A quality ERP has several major components. Firstly, the plan should clearly outline or state its objectives. For example, a plan for a water utility should state its commitment to providing consumers with adequate quantities of clean and safe water at sufficient pressure, even when supplying water under emergency circumstances as it is their legal responsibility. The plan should also contain hazard assessment, in which it outlines all possible hazards, and their estimated likelihood and duration. Such assessment is essential in predicting whether the hazards will likely have minor, moderate, or severe impacts. The hazard assessment component should then be followed by vulnerability assessment, in which the specific effects of the hazards have to be established to identify areas of weaknesses (Reilly and Markenson 276). Mitigation measures as the fourth component of a quality ERP ensures the identified areas of weaknesses are less susceptible to harm. For instance, there is need to ensure that emergency response personnel are well trained to ensure safety during emergency. Other resources and technology essential for mitigation purposes should be mobilized.
The plan activation process is yet another key component of an ERP. As a working document, the ERP should be utilized prior to, during, and even after an emergency situation or disaster event. In most cases, such a plan is developed based on the findings of the hazard assessment, vulnerability analyses, and the mitigation measures. Therefore, the response plan has to outline the measures to be implemented to minimize the probability of an event, or lessen its impacts. When developing an ERP, three fundamental principles should be taken into consideration. Firstly, the plan should strictly use or reference existing/available resources, rather than planned ones. Secondly, the plan has to be concise and logical. Finally, it should be coordinated with other agencies because an emergency condition can have far reaching impacts across various sectors and levels, hence may call for the mobilization of private sector, local, state, and federal resources. A quality ERP should therefore contain a plan activation process, and the emergency contact list. To ensure other response organizations are involved in executing the plan, the plan should be developed in such a way that it elicits participation and commitment. This is achieved through ensuring the plan document contains pre-impact agreements with other response organizations, in which they commit themselves to respond positively when their contribution in mitigating or addressing emergency conditions is required (Lindell et al. 262)

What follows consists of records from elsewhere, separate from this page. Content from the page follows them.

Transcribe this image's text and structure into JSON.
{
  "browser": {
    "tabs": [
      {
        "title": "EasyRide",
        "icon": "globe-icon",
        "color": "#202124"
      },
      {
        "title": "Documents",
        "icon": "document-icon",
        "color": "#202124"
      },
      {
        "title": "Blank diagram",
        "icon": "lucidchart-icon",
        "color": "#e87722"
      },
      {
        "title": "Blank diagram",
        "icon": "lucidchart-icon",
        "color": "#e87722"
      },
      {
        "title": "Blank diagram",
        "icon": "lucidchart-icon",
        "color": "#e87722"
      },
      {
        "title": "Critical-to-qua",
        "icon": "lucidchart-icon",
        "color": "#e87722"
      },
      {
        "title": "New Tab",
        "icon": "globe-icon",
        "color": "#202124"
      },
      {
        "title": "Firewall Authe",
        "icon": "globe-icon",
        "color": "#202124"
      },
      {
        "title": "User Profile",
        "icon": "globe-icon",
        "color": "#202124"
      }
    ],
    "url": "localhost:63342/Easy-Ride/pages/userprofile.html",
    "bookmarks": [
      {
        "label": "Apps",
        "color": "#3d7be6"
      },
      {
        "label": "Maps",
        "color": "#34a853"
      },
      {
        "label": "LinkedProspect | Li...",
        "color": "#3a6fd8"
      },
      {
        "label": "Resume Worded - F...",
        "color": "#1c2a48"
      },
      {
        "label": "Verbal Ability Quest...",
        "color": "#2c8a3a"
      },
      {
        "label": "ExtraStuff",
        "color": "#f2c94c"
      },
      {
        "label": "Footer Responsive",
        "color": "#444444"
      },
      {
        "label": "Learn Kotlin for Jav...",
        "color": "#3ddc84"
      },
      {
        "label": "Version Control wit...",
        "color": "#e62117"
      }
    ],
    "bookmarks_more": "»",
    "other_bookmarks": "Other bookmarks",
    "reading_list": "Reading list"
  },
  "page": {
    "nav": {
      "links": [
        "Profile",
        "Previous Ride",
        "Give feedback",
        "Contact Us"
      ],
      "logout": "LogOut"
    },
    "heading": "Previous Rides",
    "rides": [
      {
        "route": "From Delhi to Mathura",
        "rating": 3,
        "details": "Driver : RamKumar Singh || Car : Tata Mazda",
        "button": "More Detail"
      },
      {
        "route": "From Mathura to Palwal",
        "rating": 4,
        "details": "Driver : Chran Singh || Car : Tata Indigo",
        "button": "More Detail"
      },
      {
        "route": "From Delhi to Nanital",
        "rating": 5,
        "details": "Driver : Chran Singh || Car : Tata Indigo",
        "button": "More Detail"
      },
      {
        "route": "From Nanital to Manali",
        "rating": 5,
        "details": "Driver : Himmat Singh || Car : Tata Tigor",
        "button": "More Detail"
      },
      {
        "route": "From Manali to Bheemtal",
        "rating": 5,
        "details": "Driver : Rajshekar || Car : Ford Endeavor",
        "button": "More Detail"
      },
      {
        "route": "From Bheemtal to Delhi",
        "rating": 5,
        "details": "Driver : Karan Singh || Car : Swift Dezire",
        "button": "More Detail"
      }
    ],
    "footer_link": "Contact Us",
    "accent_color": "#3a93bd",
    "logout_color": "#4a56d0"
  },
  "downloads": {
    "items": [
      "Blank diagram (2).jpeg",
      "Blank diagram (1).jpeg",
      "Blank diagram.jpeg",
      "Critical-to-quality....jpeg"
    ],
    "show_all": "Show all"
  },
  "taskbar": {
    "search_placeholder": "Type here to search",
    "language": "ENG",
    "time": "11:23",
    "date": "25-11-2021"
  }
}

Emergency response and recovery is also an important component of a quality ERP. The plan should clearly and logically link the emergency response efforts or activities to disaster recovery and subsequent hazard mitigation measures (Smith 350). This is because emergency response efforts normally overlap with those designed for disaster recovery. The last important component of a quality ERP is conducting thorough evaluation and training. Evaluation of the ERP should be undertaken immediately after the completion of the response plan. The evaluation is meant to identify the emergency response shortcomings to facilitate the modification of the ERP and response actions to ensure more effective emergency preparation and response in the future.
Lindell, Michael K, Ronald W. Perry, and Carla Prater. Introduction to Emergency Management. Hoboken, N.J: Wiley, 2007. Print.
Reilly, Michael J, and David S. Markenson. Health Care Emergency Management: Principles and Practice. Sudbury, Mass: Jones and Bartlett Learning, 2011. Print.
Smith, Gavin. Planning for Post-Disaster Recovery: A Review of the United States Disaster Assistance Framework. Fairfax, Va: Public Entity Risk Institute, 2011. Print.